SOUFFRANCES AU TRAVAIL

La Lettre de SAT N° 3

 Janvier—Février 2008

REFLEXIONS SUR L’ACCUEIL DES SOUFFRANCES AU TRAVAIL

René Fiori

Président de Souffrances au Travail

 

Bien avant la création de Souffrances Au Travail, des dispositifs d’écoute de la souffrance sur les lieux de travail se sont créés : la médecine du travail, qui a vu arriver ce malaise, les cabinets de consultant opérant pour le compte des entreprises, les consultations dans les hôpitaux, les associations etc.

Ces dispositifs présentent une apparente similitude : une personne en difficulté dans son travail vient parler à un psychiatre, psychologue, médecin du travail qui exercent au sein même de ces entités.

 

 

Différentes modalités d’accueil de la souffrance

Parler fait du bien

Qu’est ce qui différencie l’accueil au sein de SAT, de celle pratiquée par ces instances ? : l’absence de référence et de formation à la psychanalyse. Le binôme : parler/écouter est alors abordé selon sa modalité commune «parler fait du bien». Les réponses apportées relevant au pire de l’écoute attentive, au mieux du conseil avisé, ou l’inverse, c’est selon.

On répond aux dits par des dits et on mise sur la conviction incluse dans toute parole significative, alliée à la figure de l’expert, que le praticien représente pour la personne qui vient le voir.

Aborder la parole, tout autrement

Les modalités d’accueil de SAT sont orientées par la pratique de la psychanalyse lacanienne, qui nous fait aborder la parole tout autrement et prendre en compte la dimension du dire qui se distingue des  énoncés.

Inférer le dire singulier du patient à partir de ses dits relève proprement de la formation psychanalytique.
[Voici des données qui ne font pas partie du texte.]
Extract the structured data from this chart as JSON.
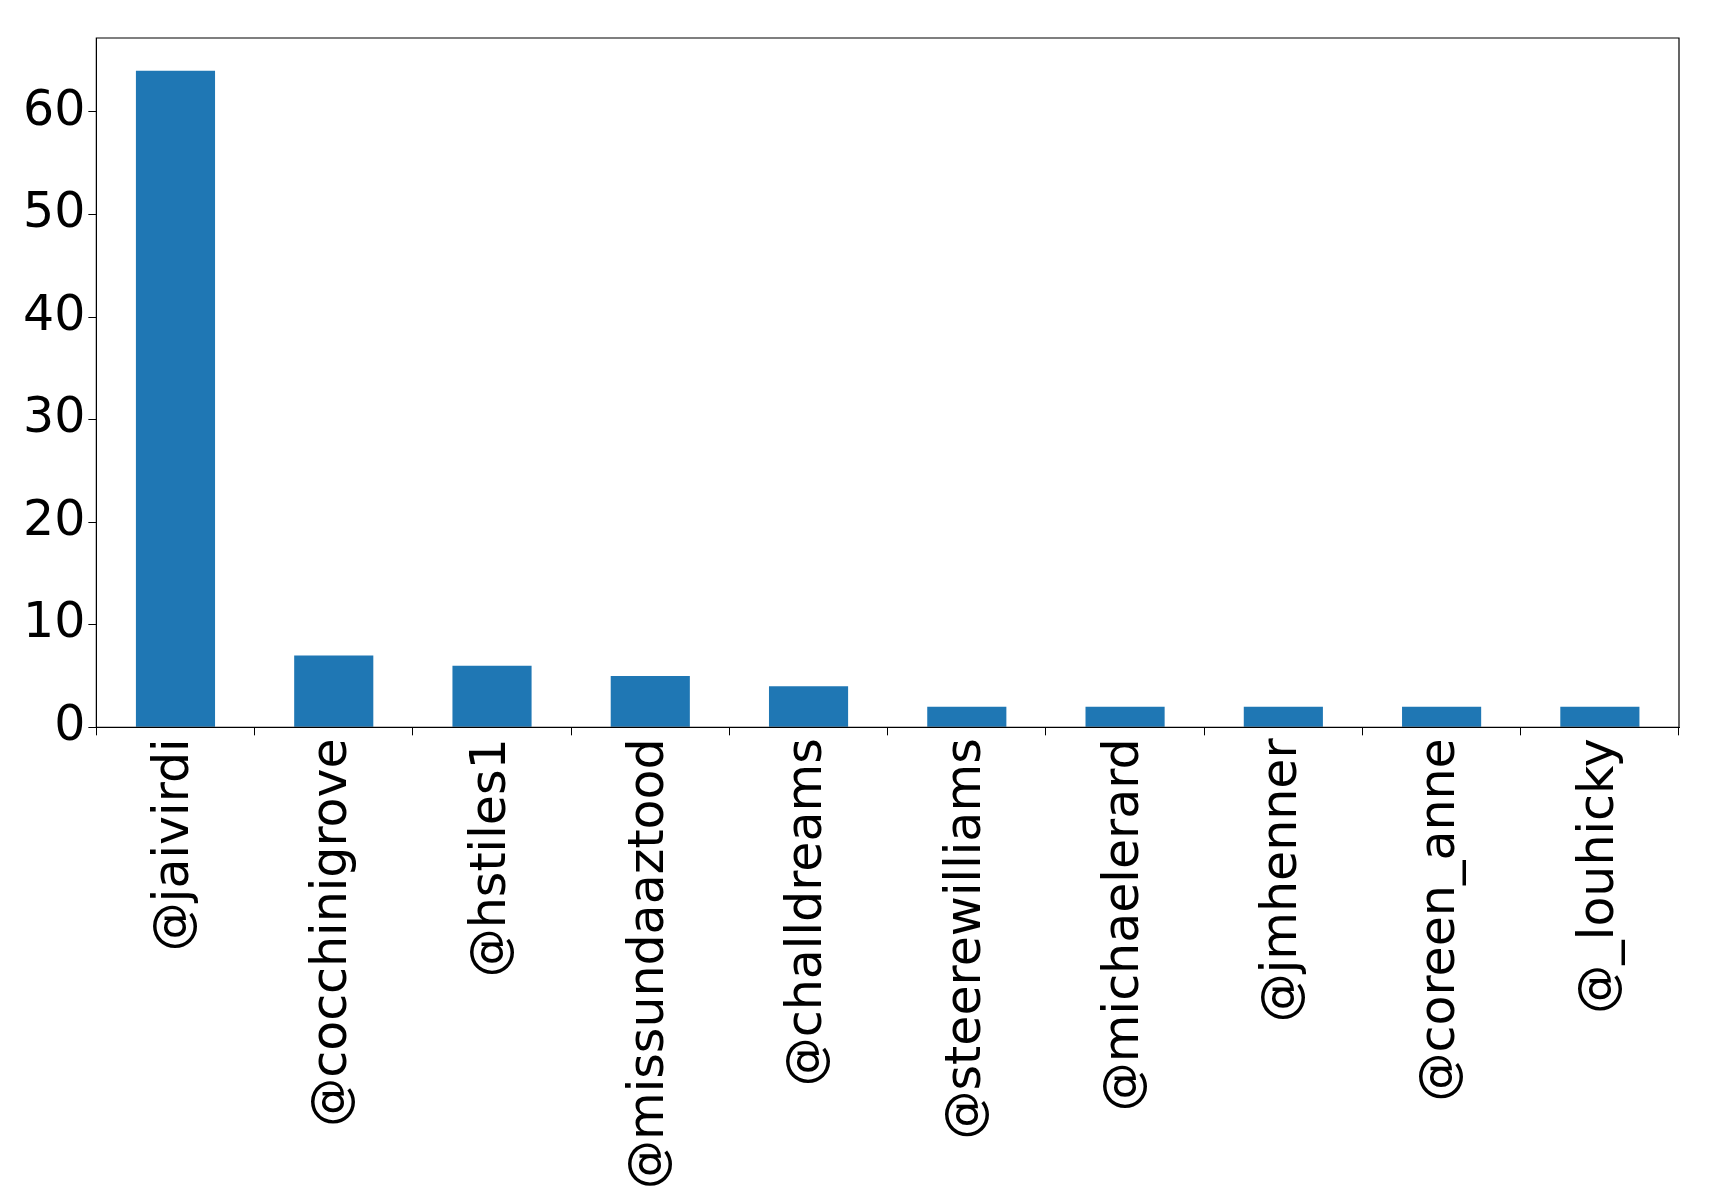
{
  "chart_data": {
    "type": "bar",
    "categories": [
      "@jaivirdi",
      "@cocchinigrove",
      "@hstiles1",
      "@missundaaztood",
      "@challdreams",
      "@steerewilliams",
      "@michaelerard",
      "@jmhenner",
      "@coreen_anne",
      "@_louhicky"
    ],
    "values": [
      64,
      7,
      6,
      5,
      4,
      2,
      2,
      2,
      2,
      2
    ],
    "color": "#1f77b4",
    "ylim": [
      0,
      67.2
    ],
    "yticks": [
      0,
      10,
      20,
      30,
      40,
      50,
      60
    ]
  }
}
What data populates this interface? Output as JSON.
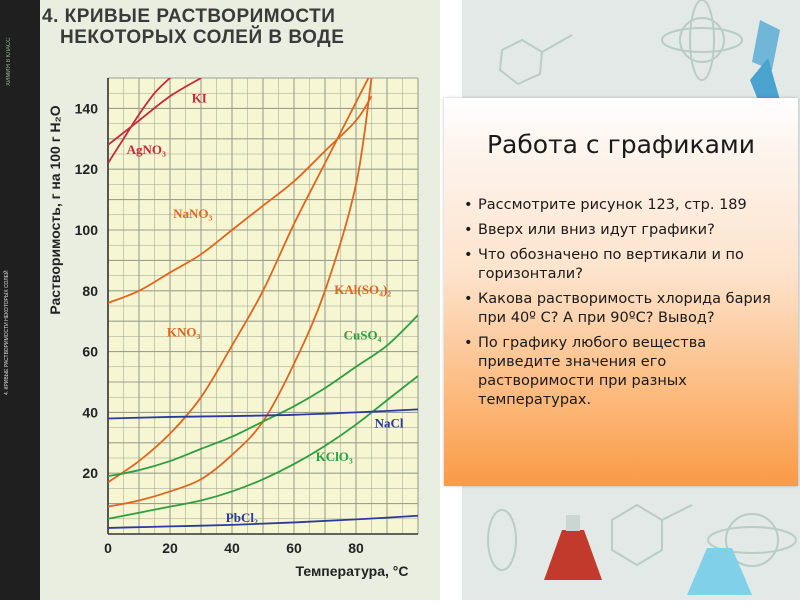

Et le faire rapidement, est ce à quoi nous nous efforçons dans les premiers entretiens à Souffrance Au Travail, du fait de l’urgence avec laquelle la personne vient nous voir. Le dire cristallise le rapport du sujet à la pulsion, au corps ; il s’inscrit comme la résultante de son histoire. Ainsi, pour nous, est inopérante la modalité de travail par téléphone, qui dégrade ce registre pour tout renvoyer au registre de la communication.

La rapidité de la prise en compte de la dimension du dire est d’autant plus capitale qu’il ne s’agit justement pas de cure psychanalytique mais du traitement, en principe rapide, d’une impasse, où l’angoisse est au premier plan. C’est l’accueil fait au dire du patient qui va donner son poids aux signifiants où se condense sa problématique subjective.

La possibilité d’inférer le dire à partir des dits du sujet renvoie à la propre analyse du psychanalyste.

«  Qu’on dise reste oublié derrière ce qui se dit dans ce qui s’entend » (Lacan L’Etourdi). Cet oubli, de règle et même nécessaire dans les échanges verbaux quotidiens, est l’outil qui permet à l’analyste de situer la parole du sujet, faite de la langue commune, mais dont certains termes, bifaces, renvoient au tissu de son histoire où son désir se déplace

Ce n’est pas une visée adaptative qui est promue dans nos entretiens, mais l’adéquation retrouvée du sujet à son désir.